The march, organized by a coalition of NGOs working in Armenia, was held under the banner of breaking the cycle of indifference and discrimination toward Armenians living with HIV/AIDS. Organizers held a press conference Tuesday to discuss their efforts and the challenges they face trying to raise awareness of the disease in Armenia.
“There are people who have done their research and they know they have the HIV virus, but they don’t take care of their health, fearing a negative reaction from the public,” explained Hovhannes Madoyan, head of the organization Real World, Real People.
Experts monitoring the spread of AIDS in Armenia warn that the number of people living with the disease in Armenia is growing faster than the development of preventive measures in the country. The disparity is largely attributed to the taboo nature of the subject in Armenia.
“There is a widely held belief in Armenia that the danger of contracting the HIV virus stems mostly from gay and lesbian people, when in reality, the virus is most often spread among heterosexual people,” said Mamikon Hovsepyan of Public Information and Need of Knowledge (PINK).
According to the Armenian Health Ministry’s Center for Prevention and Control of HIV/AIDS, the main method of transmission in Armenia is through intercourse between heterosexuals, while injection drug use accounts for 44 % of cases. Nearly half of the HIV/AIDS cases in Armenia are registered Yerevan.
“It is because of discrimination and intolerance, that they cannot go see a doctor or seek treatment,” he added. “In Armenia, people’s rights continue to be violated, while the accessibility of treatment continues to remain a dream.”
Treatment for the disease is limited in Armenia, as is education and awareness on preventative measures. According to experts, negative attitudes towards drug users, homosexuals, and prostitutes in Armenia prevent many people from taking advantage of free antiretroviral treatment, which can prolong an infected person’s life by many years.

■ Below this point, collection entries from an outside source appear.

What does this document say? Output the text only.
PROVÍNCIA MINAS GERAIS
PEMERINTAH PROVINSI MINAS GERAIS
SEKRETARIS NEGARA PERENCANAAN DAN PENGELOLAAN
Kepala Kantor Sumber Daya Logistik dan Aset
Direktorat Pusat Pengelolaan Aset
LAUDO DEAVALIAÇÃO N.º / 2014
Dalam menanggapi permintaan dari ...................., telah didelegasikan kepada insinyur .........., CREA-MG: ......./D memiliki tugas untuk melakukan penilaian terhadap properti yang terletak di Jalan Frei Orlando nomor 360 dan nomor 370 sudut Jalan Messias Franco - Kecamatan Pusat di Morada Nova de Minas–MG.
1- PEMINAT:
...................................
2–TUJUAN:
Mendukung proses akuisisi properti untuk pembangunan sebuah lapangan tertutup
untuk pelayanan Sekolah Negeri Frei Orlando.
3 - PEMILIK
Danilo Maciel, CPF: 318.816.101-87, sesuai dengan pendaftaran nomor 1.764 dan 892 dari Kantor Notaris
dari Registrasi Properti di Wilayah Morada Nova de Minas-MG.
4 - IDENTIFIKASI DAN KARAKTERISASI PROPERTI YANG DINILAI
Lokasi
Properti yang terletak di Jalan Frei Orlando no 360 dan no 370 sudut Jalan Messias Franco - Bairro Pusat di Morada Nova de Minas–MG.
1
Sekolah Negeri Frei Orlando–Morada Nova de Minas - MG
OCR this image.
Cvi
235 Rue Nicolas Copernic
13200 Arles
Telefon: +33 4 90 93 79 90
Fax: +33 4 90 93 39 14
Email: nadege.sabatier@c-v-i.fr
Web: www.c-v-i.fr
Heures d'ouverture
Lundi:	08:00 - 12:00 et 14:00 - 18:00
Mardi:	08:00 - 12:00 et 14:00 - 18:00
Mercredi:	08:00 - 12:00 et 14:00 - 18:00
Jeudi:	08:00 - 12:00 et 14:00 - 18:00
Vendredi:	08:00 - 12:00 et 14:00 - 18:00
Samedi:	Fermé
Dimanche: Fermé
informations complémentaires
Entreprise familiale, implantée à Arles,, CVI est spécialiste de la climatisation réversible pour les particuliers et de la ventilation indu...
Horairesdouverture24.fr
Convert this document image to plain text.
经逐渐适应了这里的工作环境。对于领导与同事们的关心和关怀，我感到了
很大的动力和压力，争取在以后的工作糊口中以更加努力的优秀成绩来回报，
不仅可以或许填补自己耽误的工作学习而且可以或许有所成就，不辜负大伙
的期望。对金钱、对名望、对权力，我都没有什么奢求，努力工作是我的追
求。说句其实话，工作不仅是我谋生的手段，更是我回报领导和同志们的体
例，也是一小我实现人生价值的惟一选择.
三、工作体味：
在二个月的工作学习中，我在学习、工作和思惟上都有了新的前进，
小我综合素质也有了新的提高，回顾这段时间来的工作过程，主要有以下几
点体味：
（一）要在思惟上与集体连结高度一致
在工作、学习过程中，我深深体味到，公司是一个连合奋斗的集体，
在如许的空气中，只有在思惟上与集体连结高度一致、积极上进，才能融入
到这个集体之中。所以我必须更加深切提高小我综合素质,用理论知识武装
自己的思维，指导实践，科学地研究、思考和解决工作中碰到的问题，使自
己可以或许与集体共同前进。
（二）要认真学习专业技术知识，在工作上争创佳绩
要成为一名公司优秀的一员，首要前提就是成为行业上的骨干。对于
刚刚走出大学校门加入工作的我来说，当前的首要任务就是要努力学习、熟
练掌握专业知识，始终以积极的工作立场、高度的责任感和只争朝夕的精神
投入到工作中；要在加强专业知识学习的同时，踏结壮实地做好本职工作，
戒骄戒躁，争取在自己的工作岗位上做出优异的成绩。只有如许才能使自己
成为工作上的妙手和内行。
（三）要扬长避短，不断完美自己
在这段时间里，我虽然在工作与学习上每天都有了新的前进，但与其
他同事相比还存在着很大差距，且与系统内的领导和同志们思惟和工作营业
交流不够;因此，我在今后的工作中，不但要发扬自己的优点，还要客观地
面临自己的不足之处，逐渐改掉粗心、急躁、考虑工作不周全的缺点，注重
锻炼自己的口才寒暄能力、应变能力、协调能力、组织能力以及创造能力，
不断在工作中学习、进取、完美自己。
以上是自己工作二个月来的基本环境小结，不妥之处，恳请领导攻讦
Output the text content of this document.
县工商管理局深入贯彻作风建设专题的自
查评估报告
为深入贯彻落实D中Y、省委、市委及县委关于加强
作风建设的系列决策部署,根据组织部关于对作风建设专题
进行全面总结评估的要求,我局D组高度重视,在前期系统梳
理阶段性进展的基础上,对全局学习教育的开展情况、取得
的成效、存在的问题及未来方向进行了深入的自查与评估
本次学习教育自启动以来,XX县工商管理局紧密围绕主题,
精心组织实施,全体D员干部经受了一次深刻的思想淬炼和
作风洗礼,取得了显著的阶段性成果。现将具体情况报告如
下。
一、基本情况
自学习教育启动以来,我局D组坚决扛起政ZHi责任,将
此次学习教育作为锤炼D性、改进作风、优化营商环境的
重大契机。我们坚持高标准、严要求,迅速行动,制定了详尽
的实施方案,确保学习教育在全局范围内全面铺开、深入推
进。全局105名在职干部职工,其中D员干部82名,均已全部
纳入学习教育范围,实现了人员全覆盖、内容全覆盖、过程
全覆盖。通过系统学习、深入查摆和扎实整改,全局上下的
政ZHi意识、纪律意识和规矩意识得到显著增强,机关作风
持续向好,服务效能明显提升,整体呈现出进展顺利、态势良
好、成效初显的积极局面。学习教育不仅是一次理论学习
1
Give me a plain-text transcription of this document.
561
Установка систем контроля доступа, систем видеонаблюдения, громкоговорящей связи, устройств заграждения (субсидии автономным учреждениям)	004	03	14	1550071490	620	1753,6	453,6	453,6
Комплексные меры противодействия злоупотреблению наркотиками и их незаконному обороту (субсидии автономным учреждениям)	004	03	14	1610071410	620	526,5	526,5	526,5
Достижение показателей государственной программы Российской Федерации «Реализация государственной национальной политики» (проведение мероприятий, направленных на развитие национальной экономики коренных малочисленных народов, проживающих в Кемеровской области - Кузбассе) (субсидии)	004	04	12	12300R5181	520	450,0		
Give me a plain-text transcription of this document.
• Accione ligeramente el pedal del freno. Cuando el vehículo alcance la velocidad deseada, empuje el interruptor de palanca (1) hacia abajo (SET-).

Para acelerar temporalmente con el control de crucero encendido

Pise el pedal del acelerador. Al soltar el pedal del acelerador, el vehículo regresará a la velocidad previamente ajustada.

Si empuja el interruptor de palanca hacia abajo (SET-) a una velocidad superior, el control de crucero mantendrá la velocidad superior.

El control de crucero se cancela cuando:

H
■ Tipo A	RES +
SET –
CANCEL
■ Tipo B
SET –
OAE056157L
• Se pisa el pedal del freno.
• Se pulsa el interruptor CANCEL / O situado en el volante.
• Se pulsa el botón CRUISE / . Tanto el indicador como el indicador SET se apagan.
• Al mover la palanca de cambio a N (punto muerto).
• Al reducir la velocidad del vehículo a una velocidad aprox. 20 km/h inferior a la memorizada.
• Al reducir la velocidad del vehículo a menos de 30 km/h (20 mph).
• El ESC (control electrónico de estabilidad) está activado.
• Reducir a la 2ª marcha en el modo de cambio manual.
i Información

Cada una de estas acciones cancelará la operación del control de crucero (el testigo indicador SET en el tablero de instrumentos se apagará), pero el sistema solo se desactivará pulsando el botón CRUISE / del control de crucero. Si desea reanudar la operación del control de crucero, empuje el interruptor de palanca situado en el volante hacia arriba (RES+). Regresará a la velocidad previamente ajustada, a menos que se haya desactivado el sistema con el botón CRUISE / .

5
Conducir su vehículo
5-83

The Health Ministry says that the first registered cases of the disease in Armenia came in 1988. There are currently 808 registered cases of people with HIV/AIDS in Armenia today, with 60 percent of the infected being adults ranging from 25 to 39 years old and nearly 75 percent being men. HIV/AIDS Prevention Center estimates that the real number of people infected in Armenia could be as high as 2,800.
AIDS has killed more than 25 million people between 1981 and 2007. An estimated 33.2 million people worldwide live with HIV as of 2007. Despite recent improvements in access to antiretroviral treatment and care in many regions of the world, the AIDS epidemic claimed an estimated 2 million lives in 2007, of which about 270,000 were children.